Available But Unusable Data - Part II - Semantic Gaps

At Scribble Data we are thinking deeply about why decision makers are not able to get to the data when they need even when relevant data is available in their own databases. The reason this question matters is because we find that decision makers routinely make high risk decisions involving products, marketing, and operations with very limited and ambiguous data, and the absolute cost of an incorrect decision, or the opportunity cost of a delayed decision is significant

In my previous article, I elaborated on why available data is unusable. There are systems and organizational issues, and hard technical problems. The focus of this article is the core technical problem of semantic gaps - the gap in the meanings of the question and the data.

The key message is that clean solutions are not on the horizon because semantic gaps are fundamentally unsolvable. Highly valuable incremental solutions are, however, possible through careful process and systems thinking.

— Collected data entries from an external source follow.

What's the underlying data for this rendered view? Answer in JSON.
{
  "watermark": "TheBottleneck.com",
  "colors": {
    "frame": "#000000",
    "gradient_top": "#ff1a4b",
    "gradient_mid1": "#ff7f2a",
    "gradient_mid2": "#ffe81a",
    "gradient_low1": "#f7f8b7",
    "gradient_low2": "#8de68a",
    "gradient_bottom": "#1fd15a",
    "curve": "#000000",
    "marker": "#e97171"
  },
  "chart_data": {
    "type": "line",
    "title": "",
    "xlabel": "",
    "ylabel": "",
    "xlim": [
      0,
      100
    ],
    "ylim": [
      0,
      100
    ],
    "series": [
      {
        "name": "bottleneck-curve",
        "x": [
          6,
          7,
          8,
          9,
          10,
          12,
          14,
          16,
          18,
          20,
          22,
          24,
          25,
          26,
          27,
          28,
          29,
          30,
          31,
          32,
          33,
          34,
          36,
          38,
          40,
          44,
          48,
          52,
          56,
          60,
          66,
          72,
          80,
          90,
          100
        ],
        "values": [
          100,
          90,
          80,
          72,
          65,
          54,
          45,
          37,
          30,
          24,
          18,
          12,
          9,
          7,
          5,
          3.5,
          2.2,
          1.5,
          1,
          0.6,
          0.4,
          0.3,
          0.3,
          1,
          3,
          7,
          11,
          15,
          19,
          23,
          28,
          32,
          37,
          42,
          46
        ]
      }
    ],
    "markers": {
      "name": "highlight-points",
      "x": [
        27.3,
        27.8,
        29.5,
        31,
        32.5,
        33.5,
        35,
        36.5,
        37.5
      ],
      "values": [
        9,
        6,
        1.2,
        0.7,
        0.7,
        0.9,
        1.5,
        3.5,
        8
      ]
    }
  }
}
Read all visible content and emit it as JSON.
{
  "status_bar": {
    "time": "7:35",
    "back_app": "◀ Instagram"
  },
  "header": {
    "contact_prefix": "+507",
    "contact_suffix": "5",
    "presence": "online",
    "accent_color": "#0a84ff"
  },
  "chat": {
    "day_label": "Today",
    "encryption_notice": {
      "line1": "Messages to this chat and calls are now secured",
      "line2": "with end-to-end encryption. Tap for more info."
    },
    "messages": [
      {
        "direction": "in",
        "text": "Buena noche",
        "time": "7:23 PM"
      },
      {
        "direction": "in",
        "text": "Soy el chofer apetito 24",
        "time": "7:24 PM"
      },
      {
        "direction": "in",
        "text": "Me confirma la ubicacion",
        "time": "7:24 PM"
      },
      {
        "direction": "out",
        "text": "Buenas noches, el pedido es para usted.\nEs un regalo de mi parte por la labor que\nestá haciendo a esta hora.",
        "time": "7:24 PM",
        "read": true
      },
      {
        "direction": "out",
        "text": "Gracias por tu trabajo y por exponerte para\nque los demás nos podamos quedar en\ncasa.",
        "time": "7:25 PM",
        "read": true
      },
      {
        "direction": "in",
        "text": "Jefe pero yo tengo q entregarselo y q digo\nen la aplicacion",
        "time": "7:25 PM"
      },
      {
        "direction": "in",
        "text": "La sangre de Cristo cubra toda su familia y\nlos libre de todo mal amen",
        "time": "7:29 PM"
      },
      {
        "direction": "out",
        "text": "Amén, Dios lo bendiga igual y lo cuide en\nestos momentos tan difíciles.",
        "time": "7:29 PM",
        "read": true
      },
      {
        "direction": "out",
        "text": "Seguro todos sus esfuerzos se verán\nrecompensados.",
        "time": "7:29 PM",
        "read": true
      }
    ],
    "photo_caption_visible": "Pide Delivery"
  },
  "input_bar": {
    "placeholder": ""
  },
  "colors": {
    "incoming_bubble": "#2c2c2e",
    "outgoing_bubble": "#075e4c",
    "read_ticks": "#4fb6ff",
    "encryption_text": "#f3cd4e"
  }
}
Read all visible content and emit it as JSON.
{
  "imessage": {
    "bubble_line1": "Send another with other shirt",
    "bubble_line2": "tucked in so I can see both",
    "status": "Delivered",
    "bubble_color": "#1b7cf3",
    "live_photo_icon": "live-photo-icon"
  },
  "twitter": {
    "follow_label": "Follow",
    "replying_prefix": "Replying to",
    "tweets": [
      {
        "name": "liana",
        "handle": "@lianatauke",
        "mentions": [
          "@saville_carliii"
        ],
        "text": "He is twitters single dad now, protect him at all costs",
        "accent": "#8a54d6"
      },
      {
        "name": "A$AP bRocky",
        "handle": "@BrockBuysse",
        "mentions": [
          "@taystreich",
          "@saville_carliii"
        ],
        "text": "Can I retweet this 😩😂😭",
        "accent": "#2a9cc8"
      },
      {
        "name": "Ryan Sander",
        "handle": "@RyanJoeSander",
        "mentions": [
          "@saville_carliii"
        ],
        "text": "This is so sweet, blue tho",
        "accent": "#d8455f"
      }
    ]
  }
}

Available But Unusable Data

As I discussed in my previous article, the problem is not raw access to the data lying in the database but complexity of the data and the systems in which they live. We have to cope with the fact that high level information is broken up and distributed across various tables and systems, and the understanding of how they are laid out and what each bit means is deep inside application code that takes a specialist to understand and extract.

Syntax and Semantics in Systems

Syntax in systems can be thought of as any information that has concrete representation and unambiguous meaning. For example, the number 2. There is structure such as a 32-bit in-memory representation, and precise tests for the value.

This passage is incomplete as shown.